Media Pendidikan – 07 April 2026 | Hujan deras yang mengguyur wilayah Tangerang Selatan selama dua hari terakhir memicu meluasnya titik banjir dan longsor, menimbulkan kerusakan signifikan pada permukiman serta mengganggu aktivitas warga. Badan Penanggulangan Bencana Daerah (BPBD) Kota Tangerang Selatan segera merespons dengan menyalurkan bantuan logistik ke daerah‑daerah terdampak, sekaligus menegaskan perlunya langkah mitigasi jangka panjang, termasuk program normalisasi Sungai Cirarab.
Skala Banjir dan Respons BPBD
Menurut data terbaru, sebanyak 25 titik banjir terdeteksi di wilayah Pamulang, Ciputat, Serpong, dan Setu, dengan ketinggian air berkisar antara 10 hingga 150 sentimeter. Titik‑titik tersebut memengaruhi ratusan hingga ribuan kepala keluarga. Selain itu, 13 titik longsor dilaporkan terjadi di kawasan Muncul, Kademangan, Keranggan, dan Ciater, mengakibatkan kerusakan pada rumah warga serta terputusnya akses jalan.
BPBD menyalurkan bantuan secara bertahap, memprioritaskan daerah yang paling parah. Contohnya, di Empang Sari, Ciputat, terdistribusi 118 kotak makanan siap saji; di Muncul, 30 kotak; dan di Orchid Garden, Benda Baru, 44 kotak.

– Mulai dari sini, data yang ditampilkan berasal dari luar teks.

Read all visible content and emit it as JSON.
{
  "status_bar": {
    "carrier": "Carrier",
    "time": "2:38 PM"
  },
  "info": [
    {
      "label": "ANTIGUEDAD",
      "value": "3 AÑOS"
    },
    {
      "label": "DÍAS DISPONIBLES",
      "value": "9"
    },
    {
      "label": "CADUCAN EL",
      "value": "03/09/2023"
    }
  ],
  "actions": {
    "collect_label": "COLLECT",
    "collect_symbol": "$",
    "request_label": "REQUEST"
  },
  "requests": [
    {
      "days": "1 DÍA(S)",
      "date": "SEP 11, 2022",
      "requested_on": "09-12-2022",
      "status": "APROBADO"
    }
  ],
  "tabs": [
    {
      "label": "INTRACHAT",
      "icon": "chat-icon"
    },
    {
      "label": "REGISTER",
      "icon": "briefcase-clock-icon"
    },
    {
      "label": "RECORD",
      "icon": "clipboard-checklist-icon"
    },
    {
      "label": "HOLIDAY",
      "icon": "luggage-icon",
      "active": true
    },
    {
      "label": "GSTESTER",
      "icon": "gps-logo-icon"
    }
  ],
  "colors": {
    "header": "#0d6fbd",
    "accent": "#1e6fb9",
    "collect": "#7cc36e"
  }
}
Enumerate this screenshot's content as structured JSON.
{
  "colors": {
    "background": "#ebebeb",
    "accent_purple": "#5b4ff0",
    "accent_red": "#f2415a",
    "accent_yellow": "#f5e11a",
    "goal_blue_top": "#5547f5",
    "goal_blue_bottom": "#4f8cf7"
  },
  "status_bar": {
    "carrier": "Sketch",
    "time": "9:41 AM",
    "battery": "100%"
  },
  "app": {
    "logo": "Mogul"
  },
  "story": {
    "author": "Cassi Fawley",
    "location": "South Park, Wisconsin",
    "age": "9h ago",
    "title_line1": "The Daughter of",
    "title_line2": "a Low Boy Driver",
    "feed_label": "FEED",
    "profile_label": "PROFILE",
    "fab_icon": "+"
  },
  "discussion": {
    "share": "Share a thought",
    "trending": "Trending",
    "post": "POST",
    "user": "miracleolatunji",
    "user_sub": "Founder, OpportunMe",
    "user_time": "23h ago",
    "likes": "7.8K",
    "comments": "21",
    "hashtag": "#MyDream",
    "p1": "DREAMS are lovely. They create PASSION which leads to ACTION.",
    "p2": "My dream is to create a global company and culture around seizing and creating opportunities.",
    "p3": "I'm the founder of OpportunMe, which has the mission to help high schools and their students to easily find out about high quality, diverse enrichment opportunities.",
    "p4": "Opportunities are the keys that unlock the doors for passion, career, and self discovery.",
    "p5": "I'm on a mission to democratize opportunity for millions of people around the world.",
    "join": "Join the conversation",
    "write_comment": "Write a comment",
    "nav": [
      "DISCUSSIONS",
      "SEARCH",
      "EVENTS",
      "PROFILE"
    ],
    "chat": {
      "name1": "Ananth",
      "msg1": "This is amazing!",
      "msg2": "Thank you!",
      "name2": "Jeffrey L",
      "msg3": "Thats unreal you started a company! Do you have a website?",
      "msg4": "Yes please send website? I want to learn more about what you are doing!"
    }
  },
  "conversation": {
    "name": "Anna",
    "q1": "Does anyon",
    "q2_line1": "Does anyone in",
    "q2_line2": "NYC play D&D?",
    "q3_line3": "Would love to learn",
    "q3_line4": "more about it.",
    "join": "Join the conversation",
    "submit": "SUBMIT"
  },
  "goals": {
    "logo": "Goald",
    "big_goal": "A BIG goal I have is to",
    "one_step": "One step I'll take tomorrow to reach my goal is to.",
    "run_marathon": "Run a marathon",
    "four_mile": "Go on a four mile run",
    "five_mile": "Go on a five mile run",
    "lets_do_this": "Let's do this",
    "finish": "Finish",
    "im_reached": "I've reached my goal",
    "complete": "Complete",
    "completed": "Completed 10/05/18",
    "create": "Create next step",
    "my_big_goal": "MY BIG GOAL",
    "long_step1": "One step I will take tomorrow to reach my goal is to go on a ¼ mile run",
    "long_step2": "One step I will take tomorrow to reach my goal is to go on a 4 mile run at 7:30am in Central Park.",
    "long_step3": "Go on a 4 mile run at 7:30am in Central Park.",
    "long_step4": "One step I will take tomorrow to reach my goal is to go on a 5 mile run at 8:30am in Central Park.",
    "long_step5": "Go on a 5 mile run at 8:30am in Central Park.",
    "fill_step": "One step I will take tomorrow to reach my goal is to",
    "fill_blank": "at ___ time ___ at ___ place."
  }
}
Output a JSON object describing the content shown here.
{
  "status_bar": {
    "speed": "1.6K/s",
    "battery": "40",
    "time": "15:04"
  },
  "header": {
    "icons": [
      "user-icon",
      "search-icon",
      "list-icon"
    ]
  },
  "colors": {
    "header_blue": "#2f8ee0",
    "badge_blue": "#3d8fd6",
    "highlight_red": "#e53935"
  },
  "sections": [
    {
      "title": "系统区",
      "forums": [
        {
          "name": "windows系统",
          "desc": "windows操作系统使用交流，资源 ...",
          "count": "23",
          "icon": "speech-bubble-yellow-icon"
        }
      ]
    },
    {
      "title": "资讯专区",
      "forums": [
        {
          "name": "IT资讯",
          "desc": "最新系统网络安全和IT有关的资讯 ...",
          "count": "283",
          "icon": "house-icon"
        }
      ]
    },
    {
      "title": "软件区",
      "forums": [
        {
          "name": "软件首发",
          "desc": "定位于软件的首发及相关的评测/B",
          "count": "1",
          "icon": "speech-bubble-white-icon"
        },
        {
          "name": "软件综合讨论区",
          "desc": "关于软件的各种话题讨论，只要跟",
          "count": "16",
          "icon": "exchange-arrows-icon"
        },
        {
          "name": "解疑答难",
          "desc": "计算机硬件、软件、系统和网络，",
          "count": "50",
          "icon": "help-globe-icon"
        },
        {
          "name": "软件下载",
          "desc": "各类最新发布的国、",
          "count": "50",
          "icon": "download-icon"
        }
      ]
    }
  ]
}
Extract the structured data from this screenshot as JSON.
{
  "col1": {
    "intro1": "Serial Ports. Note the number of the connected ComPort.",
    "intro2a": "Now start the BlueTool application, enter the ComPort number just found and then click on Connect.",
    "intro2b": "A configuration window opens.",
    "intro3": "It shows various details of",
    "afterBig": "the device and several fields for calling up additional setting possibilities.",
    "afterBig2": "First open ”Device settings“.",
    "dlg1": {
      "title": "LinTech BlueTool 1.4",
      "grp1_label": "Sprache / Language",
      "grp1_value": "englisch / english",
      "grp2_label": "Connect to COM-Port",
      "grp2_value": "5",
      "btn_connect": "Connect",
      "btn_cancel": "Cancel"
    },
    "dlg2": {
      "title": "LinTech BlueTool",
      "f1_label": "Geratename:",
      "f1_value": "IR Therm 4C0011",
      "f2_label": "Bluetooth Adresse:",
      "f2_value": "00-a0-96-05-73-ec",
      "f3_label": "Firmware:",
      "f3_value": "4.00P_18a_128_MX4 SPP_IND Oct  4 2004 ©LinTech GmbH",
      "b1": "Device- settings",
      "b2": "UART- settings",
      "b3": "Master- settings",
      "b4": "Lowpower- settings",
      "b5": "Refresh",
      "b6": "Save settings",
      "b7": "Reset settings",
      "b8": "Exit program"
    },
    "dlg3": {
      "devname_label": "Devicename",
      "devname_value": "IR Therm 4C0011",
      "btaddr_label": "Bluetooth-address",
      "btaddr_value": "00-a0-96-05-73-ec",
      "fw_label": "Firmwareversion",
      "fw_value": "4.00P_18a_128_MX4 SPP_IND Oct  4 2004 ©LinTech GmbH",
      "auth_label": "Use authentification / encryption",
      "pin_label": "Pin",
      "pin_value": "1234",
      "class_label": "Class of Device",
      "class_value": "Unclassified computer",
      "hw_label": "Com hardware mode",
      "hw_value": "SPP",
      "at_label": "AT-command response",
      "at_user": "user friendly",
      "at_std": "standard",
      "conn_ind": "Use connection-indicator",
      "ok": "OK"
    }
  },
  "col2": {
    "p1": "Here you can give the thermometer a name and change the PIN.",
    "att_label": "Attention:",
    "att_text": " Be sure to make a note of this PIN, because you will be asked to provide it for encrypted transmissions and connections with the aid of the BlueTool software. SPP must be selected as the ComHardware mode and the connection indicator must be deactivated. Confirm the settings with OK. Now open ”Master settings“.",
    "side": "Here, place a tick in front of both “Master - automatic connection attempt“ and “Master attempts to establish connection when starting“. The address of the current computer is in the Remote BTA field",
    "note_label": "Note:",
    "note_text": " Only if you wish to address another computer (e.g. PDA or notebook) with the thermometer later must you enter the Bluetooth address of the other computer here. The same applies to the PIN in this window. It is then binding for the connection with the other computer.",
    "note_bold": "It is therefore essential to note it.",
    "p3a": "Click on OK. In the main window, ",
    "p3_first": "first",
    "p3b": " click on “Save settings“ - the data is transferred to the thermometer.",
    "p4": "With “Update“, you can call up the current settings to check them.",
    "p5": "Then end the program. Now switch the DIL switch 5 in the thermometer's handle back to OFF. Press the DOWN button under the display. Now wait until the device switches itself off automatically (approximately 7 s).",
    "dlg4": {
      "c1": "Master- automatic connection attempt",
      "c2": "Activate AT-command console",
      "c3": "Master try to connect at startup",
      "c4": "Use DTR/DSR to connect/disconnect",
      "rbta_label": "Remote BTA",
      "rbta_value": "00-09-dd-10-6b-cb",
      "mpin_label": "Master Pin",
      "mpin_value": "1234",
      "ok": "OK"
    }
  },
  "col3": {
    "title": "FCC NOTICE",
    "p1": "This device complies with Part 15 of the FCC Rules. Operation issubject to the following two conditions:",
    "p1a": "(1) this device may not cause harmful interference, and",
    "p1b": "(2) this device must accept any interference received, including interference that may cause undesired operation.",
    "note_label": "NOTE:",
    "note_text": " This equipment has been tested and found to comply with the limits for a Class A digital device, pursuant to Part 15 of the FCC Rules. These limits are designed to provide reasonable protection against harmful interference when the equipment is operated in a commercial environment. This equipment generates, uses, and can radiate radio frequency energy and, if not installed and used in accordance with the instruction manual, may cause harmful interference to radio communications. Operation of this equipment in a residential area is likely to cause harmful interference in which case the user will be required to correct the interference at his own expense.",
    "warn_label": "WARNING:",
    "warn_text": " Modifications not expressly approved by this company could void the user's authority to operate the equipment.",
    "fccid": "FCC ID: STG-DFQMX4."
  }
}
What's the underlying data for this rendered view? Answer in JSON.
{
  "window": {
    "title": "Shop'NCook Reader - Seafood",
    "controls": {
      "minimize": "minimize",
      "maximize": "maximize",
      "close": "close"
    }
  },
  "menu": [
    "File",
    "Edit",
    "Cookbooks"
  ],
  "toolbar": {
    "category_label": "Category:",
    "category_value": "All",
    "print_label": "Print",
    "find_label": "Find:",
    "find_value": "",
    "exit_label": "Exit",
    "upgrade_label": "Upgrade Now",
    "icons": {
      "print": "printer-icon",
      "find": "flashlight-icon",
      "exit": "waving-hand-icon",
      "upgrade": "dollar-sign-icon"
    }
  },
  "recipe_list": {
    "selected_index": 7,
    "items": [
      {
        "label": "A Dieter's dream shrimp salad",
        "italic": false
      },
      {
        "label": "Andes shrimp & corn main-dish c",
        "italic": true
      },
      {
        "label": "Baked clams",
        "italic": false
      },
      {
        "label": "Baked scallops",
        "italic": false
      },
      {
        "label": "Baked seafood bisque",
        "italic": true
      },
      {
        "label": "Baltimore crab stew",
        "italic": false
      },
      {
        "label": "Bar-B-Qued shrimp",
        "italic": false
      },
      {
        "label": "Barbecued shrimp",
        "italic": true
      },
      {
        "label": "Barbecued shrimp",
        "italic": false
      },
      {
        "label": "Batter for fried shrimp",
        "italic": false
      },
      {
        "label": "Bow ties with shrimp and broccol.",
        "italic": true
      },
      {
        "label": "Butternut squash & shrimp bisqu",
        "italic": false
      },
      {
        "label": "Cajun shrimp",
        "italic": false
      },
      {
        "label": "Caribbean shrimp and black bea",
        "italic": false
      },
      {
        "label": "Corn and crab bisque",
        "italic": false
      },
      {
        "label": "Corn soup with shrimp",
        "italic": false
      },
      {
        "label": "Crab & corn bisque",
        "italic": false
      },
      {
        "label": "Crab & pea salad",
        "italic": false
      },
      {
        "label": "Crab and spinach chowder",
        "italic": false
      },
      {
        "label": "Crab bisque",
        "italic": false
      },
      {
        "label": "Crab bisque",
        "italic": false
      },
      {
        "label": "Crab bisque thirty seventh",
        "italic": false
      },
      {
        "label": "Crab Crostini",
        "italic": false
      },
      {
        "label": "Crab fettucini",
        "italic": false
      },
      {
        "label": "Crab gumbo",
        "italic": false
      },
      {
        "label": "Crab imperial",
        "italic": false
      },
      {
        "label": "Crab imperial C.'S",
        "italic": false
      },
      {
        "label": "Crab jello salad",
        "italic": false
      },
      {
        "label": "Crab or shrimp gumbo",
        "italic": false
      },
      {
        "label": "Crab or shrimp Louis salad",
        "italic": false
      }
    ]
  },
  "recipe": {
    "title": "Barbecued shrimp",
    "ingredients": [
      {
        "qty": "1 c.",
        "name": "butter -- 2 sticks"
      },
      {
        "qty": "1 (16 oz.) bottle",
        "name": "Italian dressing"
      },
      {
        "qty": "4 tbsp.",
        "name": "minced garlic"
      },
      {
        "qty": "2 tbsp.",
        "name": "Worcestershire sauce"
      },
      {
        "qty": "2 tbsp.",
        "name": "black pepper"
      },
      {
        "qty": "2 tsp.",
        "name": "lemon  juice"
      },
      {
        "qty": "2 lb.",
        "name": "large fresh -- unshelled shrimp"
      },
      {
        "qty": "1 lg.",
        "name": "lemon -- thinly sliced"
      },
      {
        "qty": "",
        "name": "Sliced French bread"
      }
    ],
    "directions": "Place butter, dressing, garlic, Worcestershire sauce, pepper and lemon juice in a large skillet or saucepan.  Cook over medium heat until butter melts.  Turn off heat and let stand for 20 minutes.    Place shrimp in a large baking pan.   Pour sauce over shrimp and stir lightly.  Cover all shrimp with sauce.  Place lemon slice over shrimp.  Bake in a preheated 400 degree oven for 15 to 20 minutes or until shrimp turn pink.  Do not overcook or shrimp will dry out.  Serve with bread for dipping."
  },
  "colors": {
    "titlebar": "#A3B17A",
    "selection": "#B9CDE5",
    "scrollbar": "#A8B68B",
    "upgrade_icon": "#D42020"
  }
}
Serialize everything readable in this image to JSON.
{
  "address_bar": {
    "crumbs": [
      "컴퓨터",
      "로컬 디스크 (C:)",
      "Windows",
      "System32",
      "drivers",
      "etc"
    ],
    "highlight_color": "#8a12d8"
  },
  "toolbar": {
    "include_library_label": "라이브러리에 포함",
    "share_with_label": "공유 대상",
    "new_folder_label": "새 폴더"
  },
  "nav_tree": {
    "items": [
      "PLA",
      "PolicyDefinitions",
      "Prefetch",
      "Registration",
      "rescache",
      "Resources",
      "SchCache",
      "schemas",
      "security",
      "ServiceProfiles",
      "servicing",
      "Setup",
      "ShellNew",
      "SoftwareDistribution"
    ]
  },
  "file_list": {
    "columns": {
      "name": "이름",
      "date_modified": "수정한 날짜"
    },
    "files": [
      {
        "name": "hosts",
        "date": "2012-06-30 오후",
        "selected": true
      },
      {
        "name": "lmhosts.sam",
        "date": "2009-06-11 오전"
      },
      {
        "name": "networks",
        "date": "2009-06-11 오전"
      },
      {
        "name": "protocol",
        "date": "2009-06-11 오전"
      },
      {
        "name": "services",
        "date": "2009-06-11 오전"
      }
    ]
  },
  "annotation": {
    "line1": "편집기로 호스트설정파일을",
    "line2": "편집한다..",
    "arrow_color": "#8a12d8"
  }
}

Bantuan tambahan berupa paket gizi, sembako, serta obat‑obatan juga disalurkan ke Citra Prima 2 Keranggan (100 paket) dan Namara Residence, Benda Baru (12 paket). Sekretaris BPBD, Essa Nugraha, menegaskan bahwa distribusi didasarkan pada laporan lapangan dan tingkat dampak masing‑masing wilayah.
Program Normalisasi Sungai Cirarab
Menanggapi kondisi ekstrem ini, pemerintah daerah menekankan pentingnya program normalisasi sungai sebagai bagian integral dari strategi penanggulangan bencana. Salah satu fokus utama adalah Sungai Cirarab, yang secara historis menjadi jalur aliran utama di kawasan Tangerang. Normalisasi mencakup pengerukan, perkuatan tebing, serta pembangunan dan perbaikan tanggul untuk mengurangi risiko luapan pada musim hujan.
Koordinasi lintas instansi—termasuk Dinas Pekerjaan Umum, Dinas Lingkungan Hidup, dan Badan Penanggulangan Bencana—sedang dipercepat untuk menyusun rencana teknis dan anggaran. Pada tahap awal, pengerjaan prioritas diarahkan pada area‑area rawan banjir, seperti daerah sekitar Empang Sari dan Ciputat, dimana data menunjukkan intensitas banjir tertinggi.
Langkah Penanganan Jangka Pendek dan Panjang
- Penyaluran bantuan darurat: makanan siap saji, paket gizi, sembako, dan obat‑obatan.
- Pemantauan dan pendataan real‑time: penggunaan tim lapangan dan satelit untuk memetakan kenaikan permukaan air.
- Perbaikan sementara tanggul: penggunaan karung pasir dan beton pracetak pada titik‑titik kritis.
- Pelaksanaan normalisasi Sungai Cirarab: pengerukan dan penguatan struktur sungai sesuai rencana jangka menengah.
- Pembangunan fasilitas evakuasi: penyiapan dapur umum dan tempat penampungan sementara bagi warga yang mengungsi.
Selain itu, pihak kepolisian dan pemadam kebakaran turut dilibatkan dalam operasi penyelamatan dan pengamanan wilayah yang rawan longsor. Masyarakat diminta tetap waspada, terutama yang tinggal di bantaran sungai atau area dengan kontur tanah labil, mengingat potensi curah hujan tinggi dalam beberapa hari ke depan.
Harapan Kedepan
Dengan kombinasi penanganan darurat dan upaya normalisasi Sungai Cirarab, diharapkan frekuensi dan dampak banjir dapat ditekan secara signifikan. Pemerintah daerah berkomitmen untuk menyelesaikan tahap awal normalisasi sebelum musim hujan berikutnya, sambil terus memperkuat koordinasi antar lembaga guna memastikan respons bencana yang lebih cepat dan tepat sasaran.
Seluruh upaya ini mencerminkan tekad bersama antara pemerintah, lembaga penanggulangan bencana, dan masyarakat untuk mengurangi risiko banjir, melindungi harta benda, serta memastikan keamanan warga Tangerang di masa mendatang.